Algorithms are often based on mathematical models that capture patterns and then inform a computer about those patterns to perform a given task. Imagine an algorithm designed to detect when colors appear on a clear surface. If the set of images used to train that algorithm consists of mostly shades of red, the algorithm might not detect when a shade of blue or yellow is present.
In practice, algorithms have failed to detect darker skin tones for Google's skincare program and in automatic soap dispensers; accurately identify a suspect, which led to the wrongful arrest of an innocent man in Detroit; and reliably identify women of color. MIT artificial intelligence researcher Joy Buolamwini describes this as algorithmic bias and has extensively discussed and published work on these issues.
Even as the U.S. fights COVID-19, the lack of diverse training data has become evident in medical devices. Pulse oximeters, which are essential for keeping track of your health at home and to indicate when you might need hospitalization, may be less accurate for people with melanated skin. These design flaws, like those in algorithms, are not inherent to the device but can be traced back to the technology being designed and tested using populations that were not diverse enough to represent all potential users.
Researchers in academia are often under pressure to publish research findings as quickly as possible. Therefore, reliance on convenience samples—that is, people who are easy to reach and get data from—is very common.
Though institutional review boards exist to ensure that study participants' rights are protected and that researchers follow proper ethics in their work, they don't have the responsibility to dictate to researchers who they should recruit. When researchers are pressed for time, considering different populations for study subjects can mean additional delay. Finally, some researchers may simply be unaware of how to adequately diversify their study's subjects.
There are several ways researchers in academia and industry can increase the diversity of their study participant pools.
One is to make time to do the inconvenient and sometimes hard work of developing inclusive recruitment strategies. This can require creative thinking. One such method is to recruit diverse students who can serve as ambassadors to diverse communities. The students can gain research experience while also serving as a bridge between their communities and researchers.
Another is to allow members of the community to participate in the research and provide consent for new and unfamiliar technologies whenever possible. For example, research teams can form an advisory board composed of members from various communities. Some fields frequently include an advisory board as part of their government-funded research plans.
Another approach is to include people who know how to think through cultural implications of technologies as members of the research team. For instance, the New York City Police Department's use of a robotic dog in Brooklyn, Queens and the Bronx sparked outrage among residents. This might have been avoided if they had engaged with experts in the social sciences or science and technology studies, or simply consulted with community leaders.

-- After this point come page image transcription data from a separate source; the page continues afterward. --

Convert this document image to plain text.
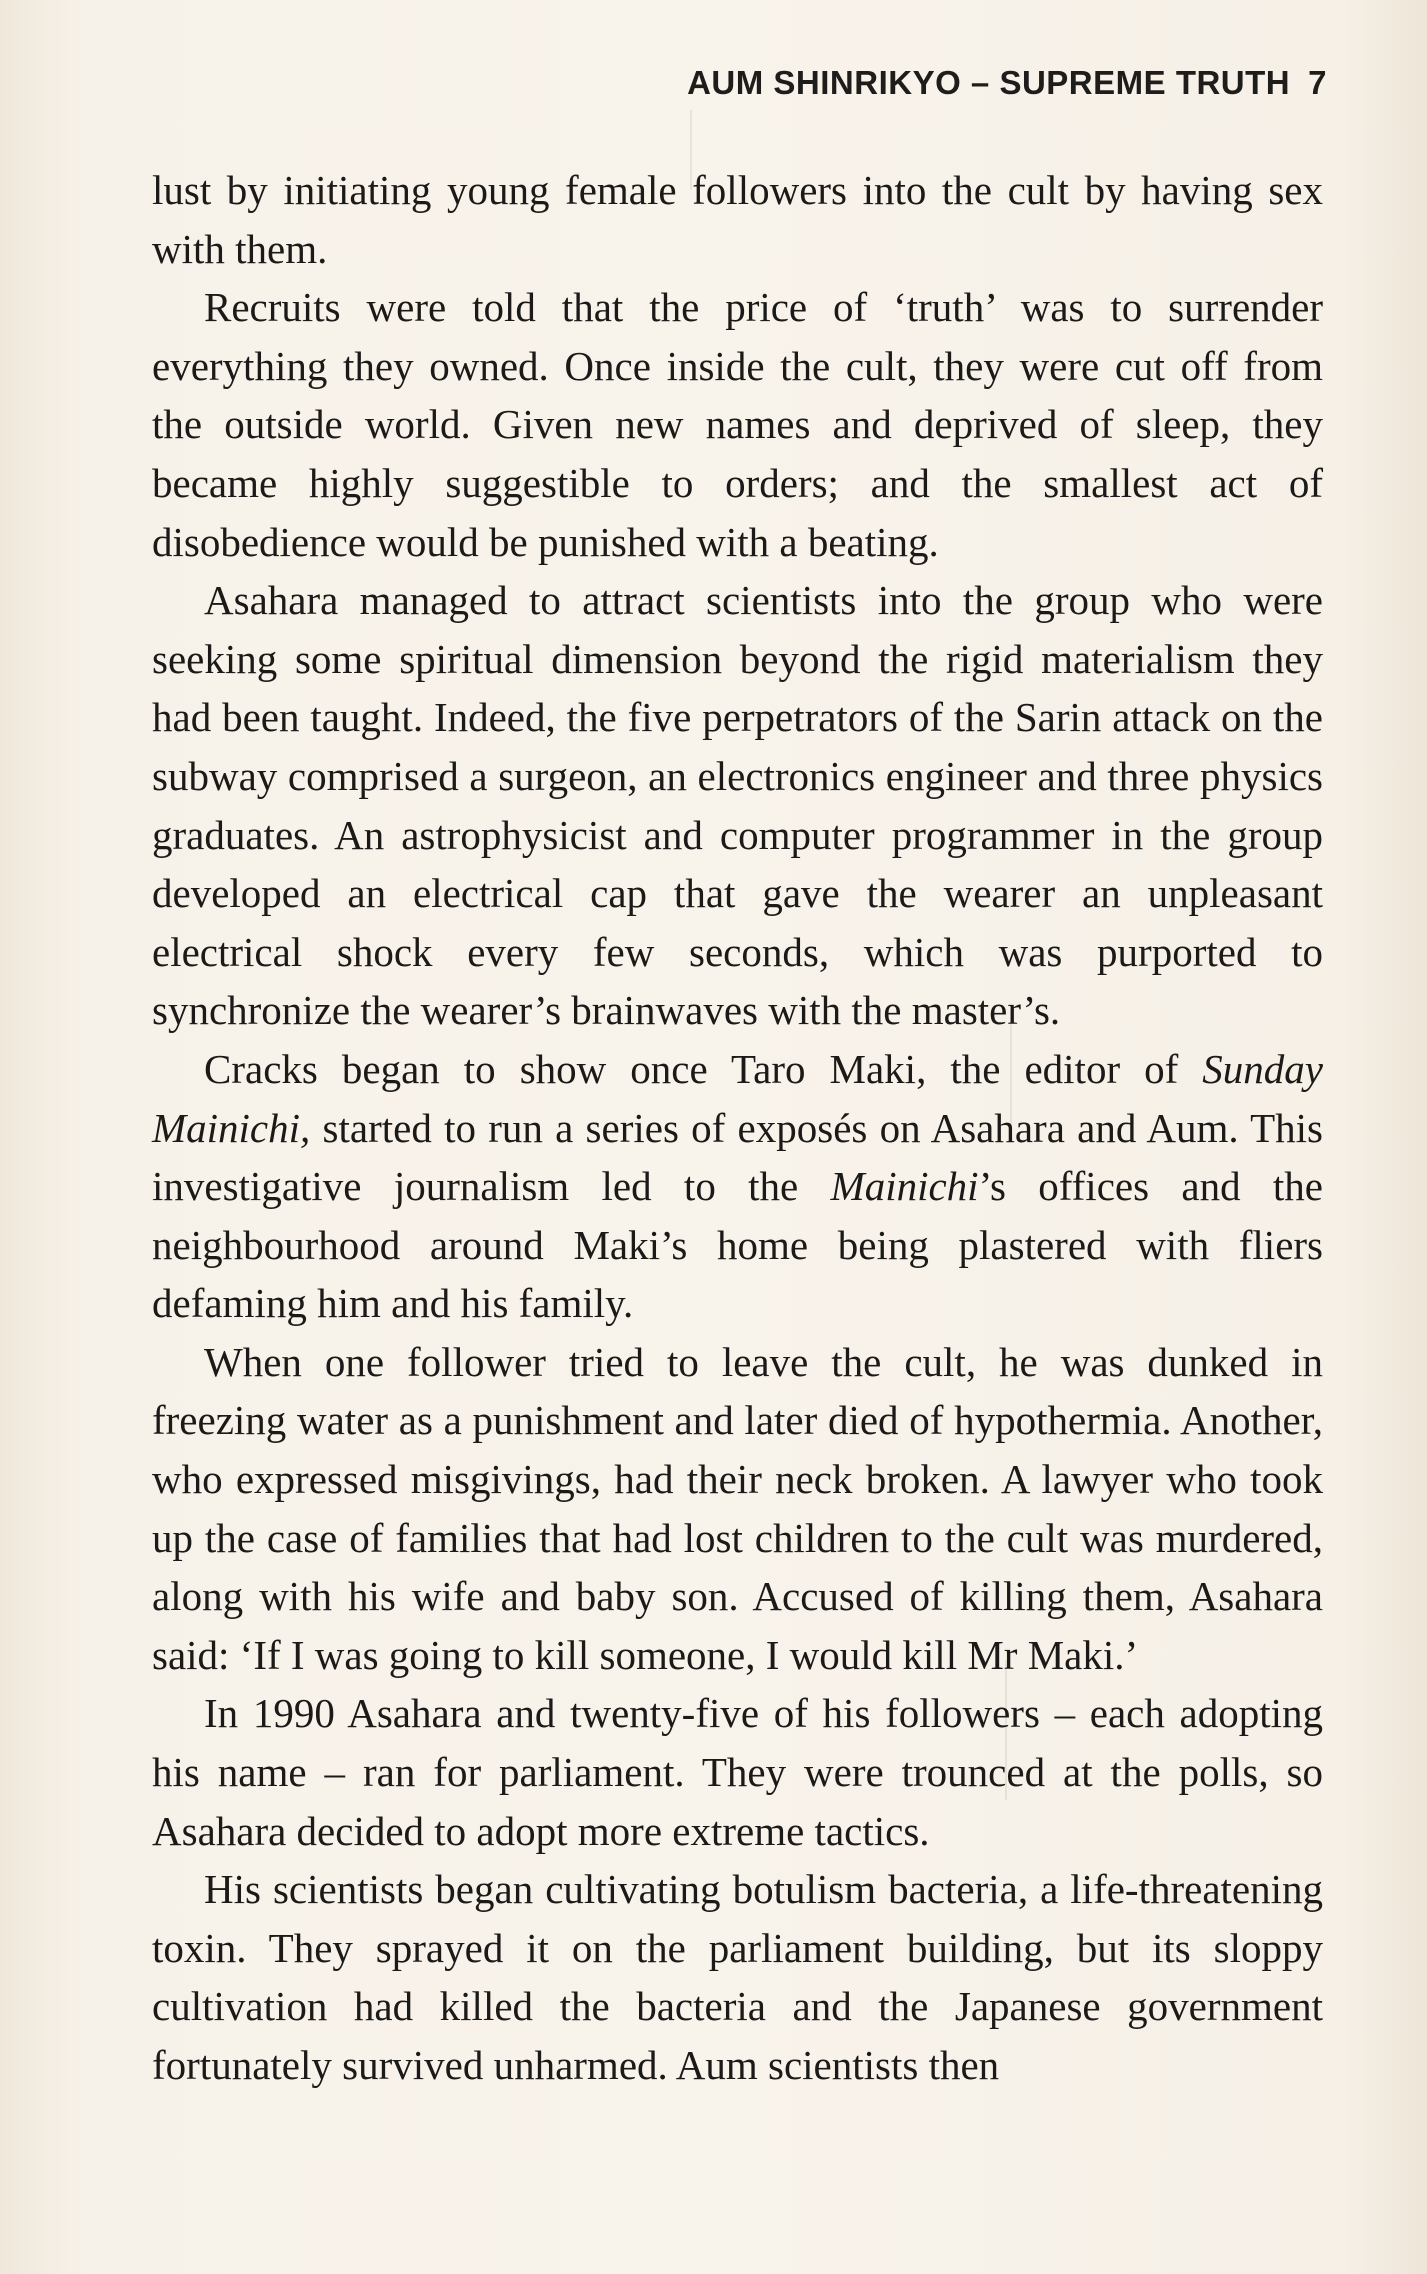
AUM SHINRIKYO – SUPREME TRUTH 7

lust by initiating young female followers into the cult by having sex with them.

Recruits were told that the price of ‘truth’ was to surrender everything they owned. Once inside the cult, they were cut off from the outside world. Given new names and deprived of sleep, they became highly suggestible to orders; and the smallest act of disobedience would be punished with a beating.

Asahara managed to attract scientists into the group who were seeking some spiritual dimension beyond the rigid materialism they had been taught. Indeed, the five perpetrators of the Sarin attack on the subway comprised a surgeon, an electronics engineer and three physics graduates. An astrophysicist and computer programmer in the group developed an electrical cap that gave the wearer an unpleasant electrical shock every few seconds, which was purported to synchronize the wearer’s brainwaves with the master’s.

Cracks began to show once Taro Maki, the editor of Sunday Mainichi, started to run a series of exposés on Asahara and Aum. This investigative journalism led to the Mainichi’s offices and the neighbourhood around Maki’s home being plastered with fliers defaming him and his family.

When one follower tried to leave the cult, he was dunked in freezing water as a punishment and later died of hypothermia. Another, who expressed misgivings, had their neck broken. A lawyer who took up the case of families that had lost children to the cult was murdered, along with his wife and baby son. Accused of killing them, Asahara said: ‘If I was going to kill someone, I would kill Mr Maki.’

In 1990 Asahara and twenty-five of his followers – each adopting his name – ran for parliament. They were trounced at the polls, so Asahara decided to adopt more extreme tactics.

His scientists began cultivating botulism bacteria, a life-threatening toxin. They sprayed it on the parliament building, but its sloppy cultivation had killed the bacteria and the Japanese government fortunately survived unharmed. Aum scientists then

Lastly, diversity is not just about race but also age, gender identity, cultural backgrounds, educational levels, disability, English proficiency and even socioeconomic levels. Lyft is on a mission to deploy robotaxis next year, and experts are excited about the prospects of using robotaxis to transport the elderly and disabled. It is not clear whether these aspirations include those who live in less-affluent or low-income communities, or lack the family support that could help prepare people to use the service. Before dispatching a robotaxi to transport grandmothers, it's important to take into account how a diverse range of people will experience the technology.